Amaç kendilerinin yönetiminde bir “dünya devleti” oluşturmaktır. Rockefeller, ABD Dış İlişkiler Konseyinde bu amaçlarını çok açık bir biçimde ifade etmiştir: “Bir dünya devleti oluşturduğumuzda, modern dünya daha mükemmel ve dengeli olacaktır.

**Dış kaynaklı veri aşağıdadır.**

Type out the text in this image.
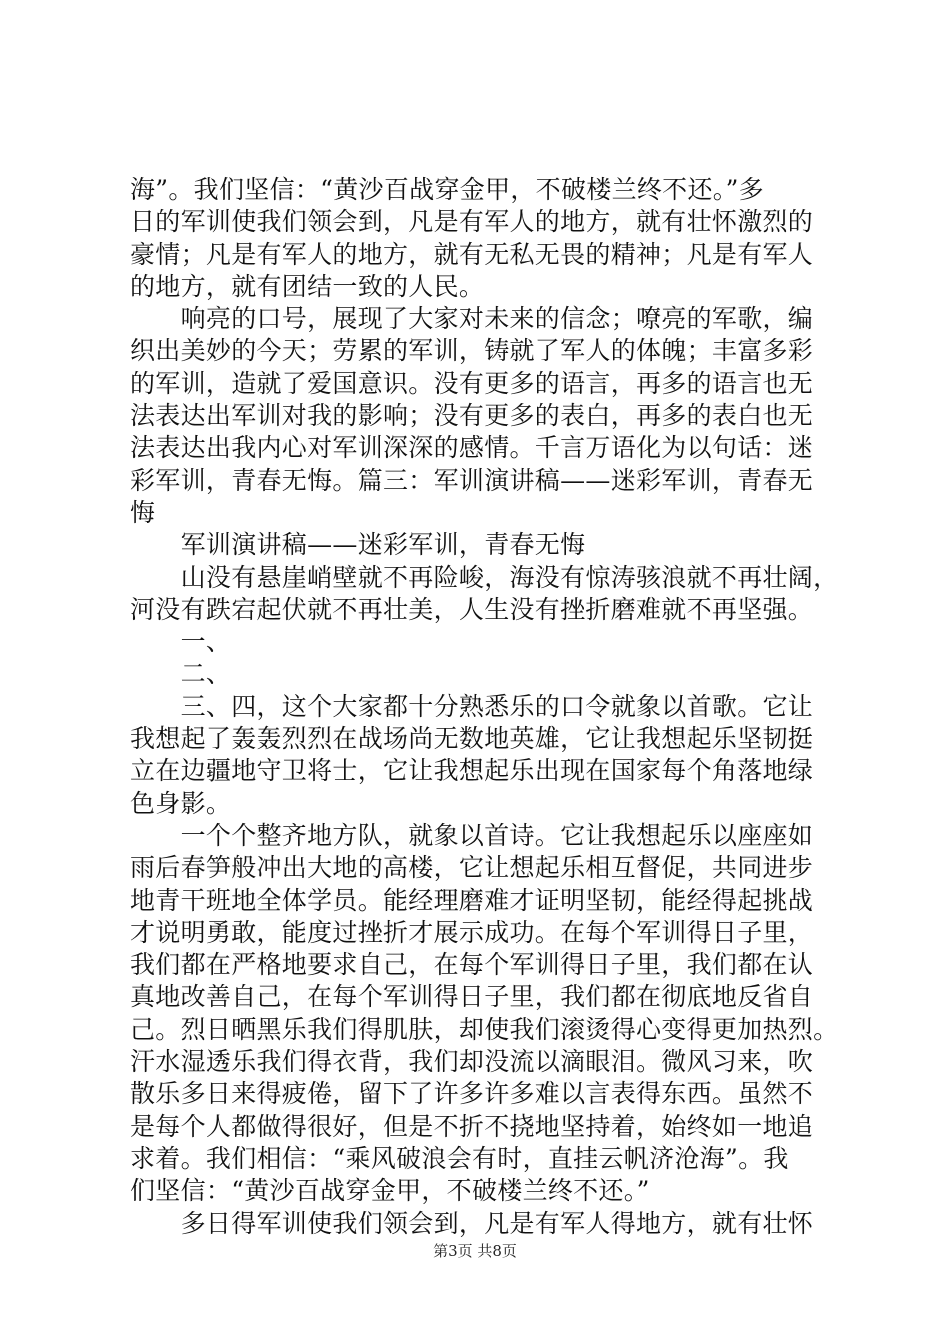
海”。我们坚信：“黄沙百战穿金甲，不破楼兰终不还。”多
日的军训使我们领会到，凡是有军人的地方，就有壮怀激烈的
豪情；凡是有军人的地方，就有无私无畏的精神；凡是有军人
的地方，就有团结一致的人民。
　　响亮的口号，展现了大家对未来的信念；嘹亮的军歌，编
织出美妙的今天；劳累的军训，铸就了军人的体魄；丰富多彩
的军训，造就了爱国意识。没有更多的语言，再多的语言也无
法表达出军训对我的影响；没有更多的表白，再多的表白也无
法表达出我内心对军训深深的感情。千言万语化为以句话：迷
彩军训，青春无悔。篇三：军训演讲稿——迷彩军训，青春无
悔
　　军训演讲稿——迷彩军训，青春无悔
　　山没有悬崖峭壁就不再险峻，海没有惊涛骇浪就不再壮阔，
河没有跌宕起伏就不再壮美，人生没有挫折磨难就不再坚强。
　　一、
　　二、
　　三、四，这个大家都十分熟悉乐的口令就象以首歌。它让
我想起了轰轰烈烈在战场尚无数地英雄，它让我想起乐坚韧挺
立在边疆地守卫将士，它让我想起乐出现在国家每个角落地绿
色身影。
　　一个个整齐地方队，就象以首诗。它让我想起乐以座座如
雨后春笋般冲出大地的高楼，它让想起乐相互督促，共同进步
地青干班地全体学员。能经理磨难才证明坚韧，能经得起挑战
才说明勇敢，能度过挫折才展示成功。在每个军训得日子里，
我们都在严格地要求自己，在每个军训得日子里，我们都在认
真地改善自己，在每个军训得日子里，我们都在彻底地反省自
己。烈日晒黑乐我们得肌肤，却使我们滚烫得心变得更加热烈。
汗水湿透乐我们得衣背，我们却没流以滴眼泪。微风习来，吹
散乐多日来得疲倦，留下了许多许多难以言表得东西。虽然不
是每个人都做得很好，但是不折不挠地坚持着，始终如一地追
求着。我们相信：“乘风破浪会有时，直挂云帆济沧海”。我
们坚信：“黄沙百战穿金甲，不破楼兰终不还。”
　　多日得军训使我们领会到，凡是有军人得地方，就有壮怀
第3页 共8页
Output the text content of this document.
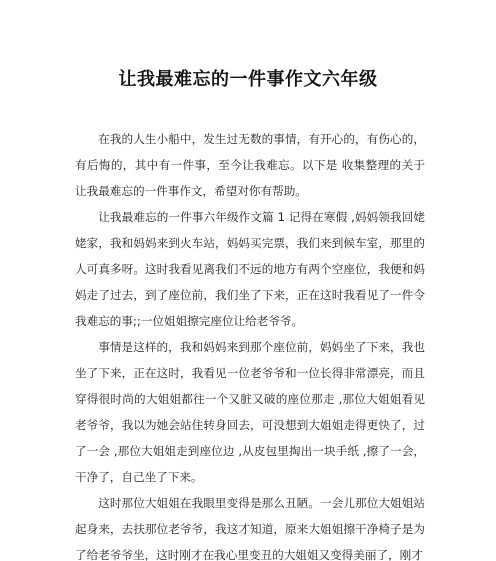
让我最难忘的一件事作文六年级

在我的人生小船中，发生过无数的事情，有开心的，有伤心的，有后悔的，其中有一件事，至今让我难忘。以下是 收集整理的关于让我最难忘的一件事作文，希望对你有帮助。

让我最难忘的一件事六年级作文篇 1 记得在寒假 ,妈妈领我回姥姥家，我和妈妈来到火车站，妈妈买完票，我们来到候车室，那里的人可真多呀。这时我看见离我们不远的地方有两个空座位，我便和妈妈走了过去，到了座位前，我们坐了下来，正在这时我看见了一件令我难忘的事;;一位姐姐擦完座位让给老爷爷。

事情是这样的，我和妈妈来到那个座位前，妈妈坐了下来，我也坐了下来，正在这时，我看见一位老爷爷和一位长得非常漂亮，而且穿得很时尚的大姐姐都往一个又脏又破的座位那走 ,那位大姐姐看见老爷爷，我以为她会站住转身回去，可没想到大姐姐走得更快了，过了一会 ,那位大姐姐走到座位边 ,从皮包里掏出一块手纸 ,擦了一会，干净了，自己坐了下来。

这时那位大姐姐在我眼里变得是那么丑陋。一会儿那位大姐姐站起身来，去扶那位老爷爷，我这才知道，原来大姐姐擦干净椅子是为了给老爷爷坐，这时刚才在我心里变丑的大姐姐又变得美丽了，刚才
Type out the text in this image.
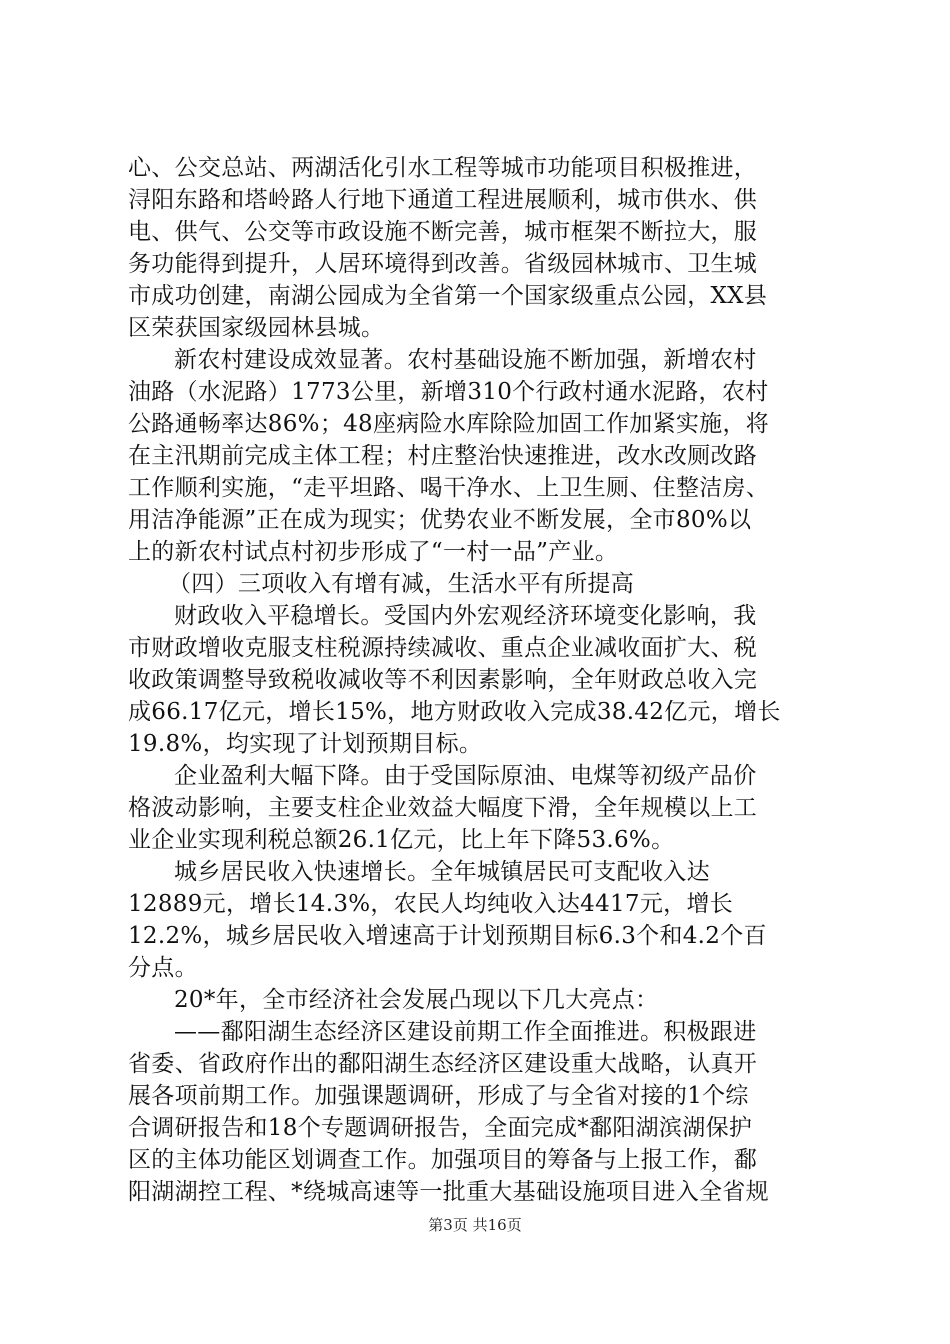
心、公交总站、两湖活化引水工程等城市功能项目积极推进，
浔阳东路和塔岭路人行地下通道工程进展顺利，城市供水、供
电、供气、公交等市政设施不断完善，城市框架不断拉大，服
务功能得到提升，人居环境得到改善。省级园林城市、卫生城
市成功创建，南湖公园成为全省第一个国家级重点公园，XX县
区荣获国家级园林县城。
新农村建设成效显著。农村基础设施不断加强，新增农村
油路（水泥路）1773公里，新增310个行政村通水泥路，农村
公路通畅率达86%；48座病险水库除险加固工作加紧实施，将
在主汛期前完成主体工程；村庄整治快速推进，改水改厕改路
工作顺利实施，“走平坦路、喝干净水、上卫生厕、住整洁房、
用洁净能源”正在成为现实；优势农业不断发展，全市80%以
上的新农村试点村初步形成了“一村一品”产业。
（四）三项收入有增有减，生活水平有所提高
财政收入平稳增长。受国内外宏观经济环境变化影响，我
市财政增收克服支柱税源持续减收、重点企业减收面扩大、税
收政策调整导致税收减收等不利因素影响，全年财政总收入完
成66.17亿元，增长15%，地方财政收入完成38.42亿元，增长
19.8%，均实现了计划预期目标。
企业盈利大幅下降。由于受国际原油、电煤等初级产品价
格波动影响，主要支柱企业效益大幅度下滑，全年规模以上工
业企业实现利税总额26.1亿元，比上年下降53.6%。
城乡居民收入快速增长。全年城镇居民可支配收入达
12889元，增长14.3%，农民人均纯收入达4417元，增长
12.2%，城乡居民收入增速高于计划预期目标6.3个和4.2个百
分点。
20*年，全市经济社会发展凸现以下几大亮点：
——鄱阳湖生态经济区建设前期工作全面推进。积极跟进
省委、省政府作出的鄱阳湖生态经济区建设重大战略，认真开
展各项前期工作。加强课题调研，形成了与全省对接的1个综
合调研报告和18个专题调研报告，全面完成*鄱阳湖滨湖保护
区的主体功能区划调查工作。加强项目的筹备与上报工作，鄱
阳湖湖控工程、*绕城高速等一批重大基础设施项目进入全省规
第3页 共16页
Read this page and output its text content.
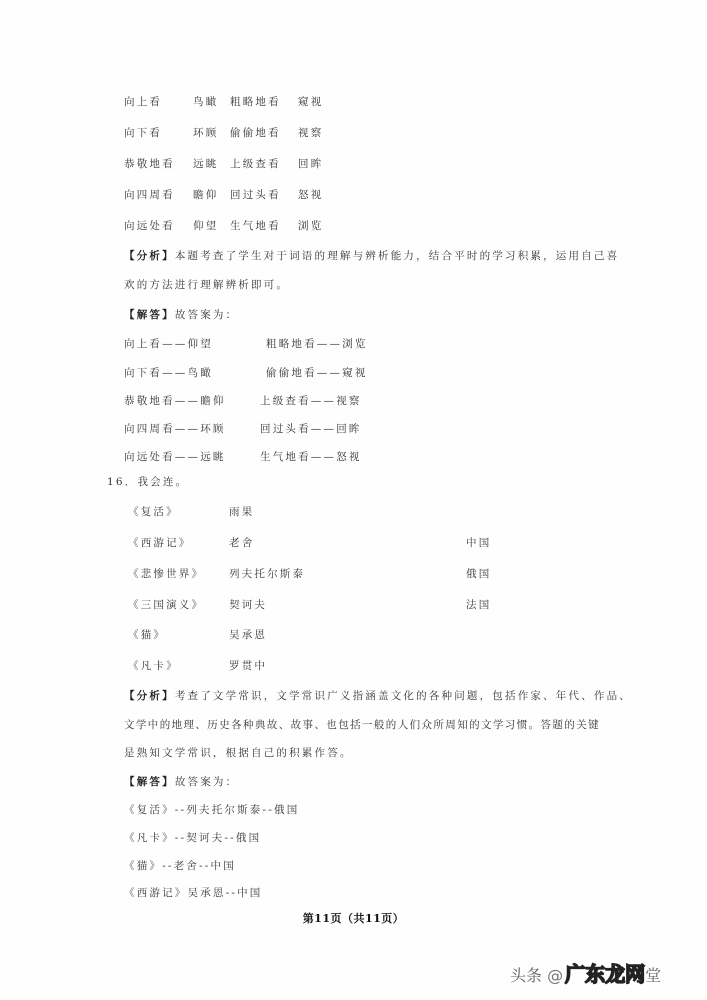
向上看	鸟瞰 粗略地看 窥视
向下看	环顾 偷偷地看 视察
恭敬地看 远眺 上级查看 回眸
向四周看 瞻仰 回过头看 怒视
向远处看 仰望 生气地看 浏览
【分析】本题考查了学生对于词语的理解与辨析能力，结合平时的学习积累，运用自己喜
欢的方法进行理解辨析即可。
【解答】故答案为：
向上看——仰望	粗略地看——浏览
向下看——鸟瞰	偷偷地看——窥视
恭敬地看——瞻仰	上级查看——视察
向四周看——环顾	回过头看——回眸
向远处看——远眺	生气地看——怒视
16．我会连。
《复活》	雨果
《西游记》	老舍	中国
《悲惨世界》 列夫托尔斯泰	俄国
《三国演义》 契诃夫	法国
《猫》	吴承恩
《凡卡》	罗贯中
【分析】考查了文学常识，文学常识广义指涵盖文化的各种问题，包括作家、年代、作品、
文学中的地理、历史各种典故、故事、也包括一般的人们众所周知的文学习惯。答题的关键
是熟知文学常识，根据自己的积累作答。
【解答】故答案为：
《复活》--列夫托尔斯泰--俄国
《凡卡》--契诃夫--俄国
《猫》--老舍--中国
《西游记》吴承恩--中国
第11页（共11页）
头条 @ 广东龙网堂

Halkların kendilerini yönetme hakları, dünya bankerleri ve entelektüel elitin otoritesi altına girecektir.../...Entelektüel bir seçkinin ve dünya bankacılarının ulusüstü egemenliği, geçmiş asırlarda uygulanan ulusal özdenetime kıyasla, kesinlikle daha makbuldür” . Bir dünya devleti için milli ve dini yapılar etnisite ve cemaat/mezhep bağlamında küçültülerek kontrol edilebilir hale getirilmelidir.
Küresel sistemin uygulayıcıları, bu anlamda milli egemenlik ve bağımsızlık gibi karın doyurmayan lâkırdıların da eski döneme ait kavramlar olduğuna özel vurgu yapar. Sistemin etki ajanları, milli egemenlik ve bağımsızlığın değersizleştirilmesi için “sizi kimin yönettiğine değil, nasıl yönettiğine bakmanız” gerektiğini söylerler. Vatan gibi kavramların geçmiş döneme özgü, gerici değerler olduğunun altını çizerler. Onlara göre önemli olan “vatan değil vatandaştır” fikrini yaygın biçimde devreye sokarlar.
Küresel sisteme ait aparatların, milletlerin bağımsızlık, özgürlük, özgünlük, millilik ve milliyetçilikleriyle mücadele etmeleri doğaldır. Küresel sistemle katolik nikahı kıymış olanlarla mücadele etmek de milliyetçiliğin zorunlu sonucudur.